Ich bin sauer. Auf die Welt, auf die Menschen, auf Mark, auf Carlos' Club, auf Meike, aber besonders auf mich. Nachdem ich gestern mein Shooting verpasst habe, war es mit meiner Kontrolle dahin. Ohne Hemmungen trank ich die ganze Nacht mit wildfremden Menschen, rauchte eine ganze Schachtel Zigaretten und wachte am nächsten Morgen mit dröhnendem Kopf in meiner eigenen Kotze im Badezimmer von Mark wieder auf. Nach einer ausgiebigen Dusche, zwei Aspirin und einem Kaffee, bin ich abgehauen. Jetzt reagiere mich in meinem Auto ab, gebe Gas und drehe meine Rap Playlist auf Anschlag. Ziellos fahre ich über Landstraßen. Hasse mich dafür, dass ich nichts auf die Reihe bekomme. Erst Kay, die mich so aus der Bahn geworfen hat, dann Emily, die ich benutze und jetzt schaffe ich es nichtmal mehr pünktlich zu einem dämlichen Termin zu kommen wegen einem hübschen DJ. Warum versaue ich mir mein Leben immer wieder selbst? Ich gebe noch mehr Gas, fahre mit meinem Mini nun schon über 150km/h über die Straße. Die Kurven werden immer enger. Tränen vernebeln mir die Sicht. Für einen kurzen Moment verliere ich die Kontrolle über den Wagen, die Hinterräder rutschen weg und ich schlittere über die Fahrbahn. Panisch reiße ich das Lenkrad herum und trete so fest ich kann auf die Bremse, ich möchte nicht sterben. Mein Herz schlägt wie verrückt, als der Wagen kurz vor der Leitplanke ablenkt und schlingernd wieder auf die richtige Spur kommt. Mit zitternden Gliedern fahre ich vorsichtig bis zur nächsten Haltemöglichkeit und schalte den Motor aus. Ich atme tief durch und lege meinen Kopf auf das weiche Leder des Lenkrads. Kalter Schweiß steht mir auf der Stirn. "Ganz ruhig, Tess.", sage ich zu mir selbst. Langsamer fahre ich weiter, meine Hände zittern noch immer. Ich hatte gerade eben verdammt viel Glück. Nicht viel und ich wäre jetzt im Krankenhaus - oder noch schlimmer: tot. Und auf einmal wird mir klar, dass ich nicht sterben möchte. "Das Leben ist kein Wunschkonzert, doch jedes Leben ist ein Wunderwerk." singt Genetikk aus meiner Musikanlage. Wieso habe ich meines nur derart weggeworfen? Ich habe ein so wunderschönes Leben. Mir stehen alle Möglichkeiten offen. Dankbarkeit breitet sich in meiner Brust aus.

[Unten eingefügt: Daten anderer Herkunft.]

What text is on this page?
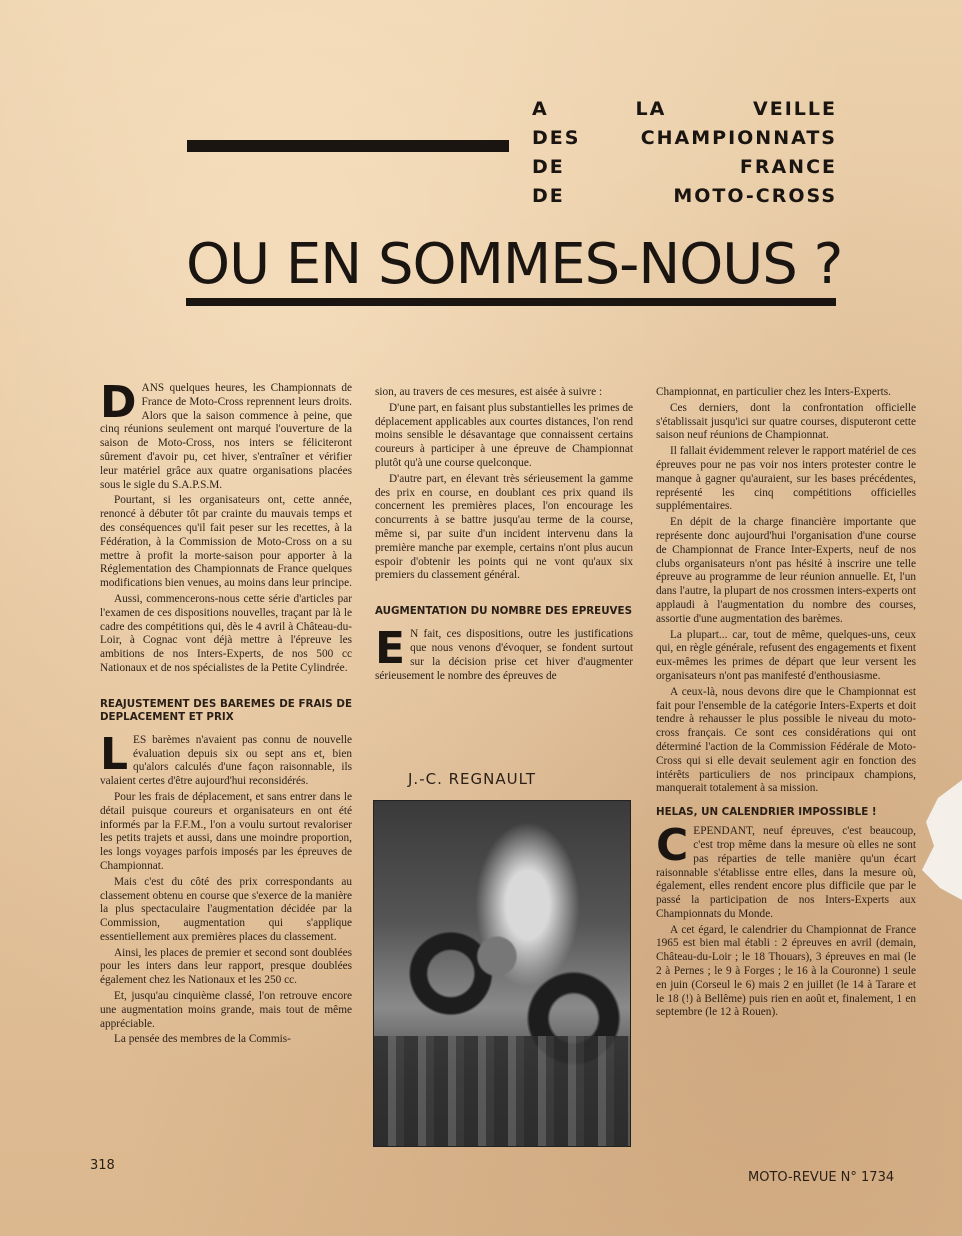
A LA VEILLE
DES CHAMPIONNATS
DE FRANCE
DE MOTO-CROSS
OU EN SOMMES-NOUS ?

DANS quelques heures, les Championnats de France de Moto-Cross reprennent leurs droits. Alors que la saison commence à peine, que cinq réunions seulement ont marqué l'ouverture de la saison de Moto-Cross, nos inters se féliciteront sûrement d'avoir pu, cet hiver, s'entraîner et vérifier leur matériel grâce aux quatre organisations placées sous le sigle du S.A.P.S.M.

Pourtant, si les organisateurs ont, cette année, renoncé à débuter tôt par crainte du mauvais temps et des conséquences qu'il fait peser sur les recettes, à la Fédération, à la Commission de Moto-Cross on a su mettre à profit la morte-saison pour apporter à la Réglementation des Championnats de France quelques modifications bien venues, au moins dans leur principe.

Aussi, commencerons-nous cette série d'articles par l'examen de ces dispositions nouvelles, traçant par là le cadre des compétitions qui, dès le 4 avril à Château-du-Loir, à Cognac vont déjà mettre à l'épreuve les ambitions de nos Inters-Experts, de nos 500 cc Nationaux et de nos spécialistes de la Petite Cylindrée.

REAJUSTEMENT DES BAREMES DE FRAIS DE DEPLACEMENT ET PRIX

LES barèmes n'avaient pas connu de nouvelle évaluation depuis six ou sept ans et, bien qu'alors calculés d'une façon raisonnable, ils valaient certes d'être aujourd'hui reconsidérés.

Pour les frais de déplacement, et sans entrer dans le détail puisque coureurs et organisateurs en ont été informés par la F.F.M., l'on a voulu surtout revaloriser les petits trajets et aussi, dans une moindre proportion, les longs voyages parfois imposés par les épreuves de Championnat.

Mais c'est du côté des prix correspondants au classement obtenu en course que s'exerce de la manière la plus spectaculaire l'augmentation décidée par la Commission, augmentation qui s'applique essentiellement aux premières places du classement.

Ainsi, les places de premier et second sont doublées pour les inters dans leur rapport, presque doublées également chez les Nationaux et les 250 cc.

Et, jusqu'au cinquième classé, l'on retrouve encore une augmentation moins grande, mais tout de même appréciable.

La pensée des membres de la Commis-

sion, au travers de ces mesures, est aisée à suivre :

D'une part, en faisant plus substantielles les primes de déplacement applicables aux courtes distances, l'on rend moins sensible le désavantage que connaissent certains coureurs à participer à une épreuve de Championnat plutôt qu'à une course quelconque.

D'autre part, en élevant très sérieusement la gamme des prix en course, en doublant ces prix quand ils concernent les premières places, l'on encourage les concurrents à se battre jusqu'au terme de la course, même si, par suite d'un incident intervenu dans la première manche par exemple, certains n'ont plus aucun espoir d'obtenir les points qui ne vont qu'aux six premiers du classement général.

AUGMENTATION DU NOMBRE DES EPREUVES

E N fait, ces dispositions, outre les justifications que nous venons d'évoquer, se fondent surtout sur la décision prise cet hiver d'augmenter sérieusement le nombre des épreuves de

J.-C. REGNAULT

Championnat, en particulier chez les Inters-Experts.

Ces derniers, dont la confrontation officielle s'établissait jusqu'ici sur quatre courses, disputeront cette saison neuf réunions de Championnat.

Il fallait évidemment relever le rapport matériel de ces épreuves pour ne pas voir nos inters protester contre le manque à gagner qu'auraient, sur les bases précédentes, représenté les cinq compétitions officielles supplémentaires.

En dépit de la charge financière importante que représente donc aujourd'hui l'organisation d'une course de Championnat de France Inter-Experts, neuf de nos clubs organisateurs n'ont pas hésité à inscrire une telle épreuve au programme de leur réunion annuelle. Et, l'un dans l'autre, la plupart de nos crossmen inters-experts ont applaudi à l'augmentation du nombre des courses, assortie d'une augmentation des barèmes.

La plupart... car, tout de même, quelques-uns, ceux qui, en règle générale, refusent des engagements et fixent eux-mêmes les primes de départ que leur versent les organisateurs n'ont pas manifesté d'enthousiasme.

A ceux-là, nous devons dire que le Championnat est fait pour l'ensemble de la catégorie Inters-Experts et doit tendre à rehausser le plus possible le niveau du moto-cross français. Ce sont ces considérations qui ont déterminé l'action de la Commission Fédérale de Moto-Cross qui si elle devait seulement agir en fonction des intérêts particuliers de nos principaux champions, manquerait totalement à sa mission.

HELAS, UN CALENDRIER IMPOSSIBLE !

CEPENDANT, neuf épreuves, c'est beaucoup, c'est trop même dans la mesure où elles ne sont pas réparties de telle manière qu'un écart raisonnable s'établisse entre elles, dans la mesure où, également, elles rendent encore plus difficile que par le passé la participation de nos Inters-Experts aux Championnats du Monde.

A cet égard, le calendrier du Championnat de France 1965 est bien mal établi : 2 épreuves en avril (demain, Château-du-Loir ; le 18 Thouars), 3 épreuves en mai (le 2 à Pernes ; le 9 à Forges ; le 16 à la Couronne) 1 seule en juin (Corseul le 6) mais 2 en juillet (le 14 à Tarare et le 18 (!) à Bellême) puis rien en août et, finalement, 1 en septembre (le 12 à Rouen).

318
MOTO-REVUE N° 1734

Als ich im Dunklen endlich nach Hause komme, umarme ich Louise fest und sage ihr, was ich schon immer mal loswerden wollte: "Danke, dass du da bist. Du bist wie eine Mutter für mich. Ich hab dich lieb." Gerührt erwidert die kleine Frau meine Umarmung und streicht mir über das Haar. "Ach Miss Tess, ich habe Sie auch ins Herz geschlossen. Ich bin so stolz auf das, was Sie alles schon erreicht haben. Sie sind ein so besonderer Mensch." Ich beginne zu weinen. Noch nie hat mir jemand gesagt, er wäre stolz auf mich. Mein Vater hat mir immer das Gefühl gegeben, nicht genug zu sein, nicht genug zu geben. In dieser mütterlichen Umarmung fühle ich mich so geborgen und geliebt. Ich möchte mich nicht von ihr lösen, möchte nicht, dass der Moment vergeht. Ich verziehe mein Gesicht, als es an der Tür klingelt und löse mich widerwillig von ihr.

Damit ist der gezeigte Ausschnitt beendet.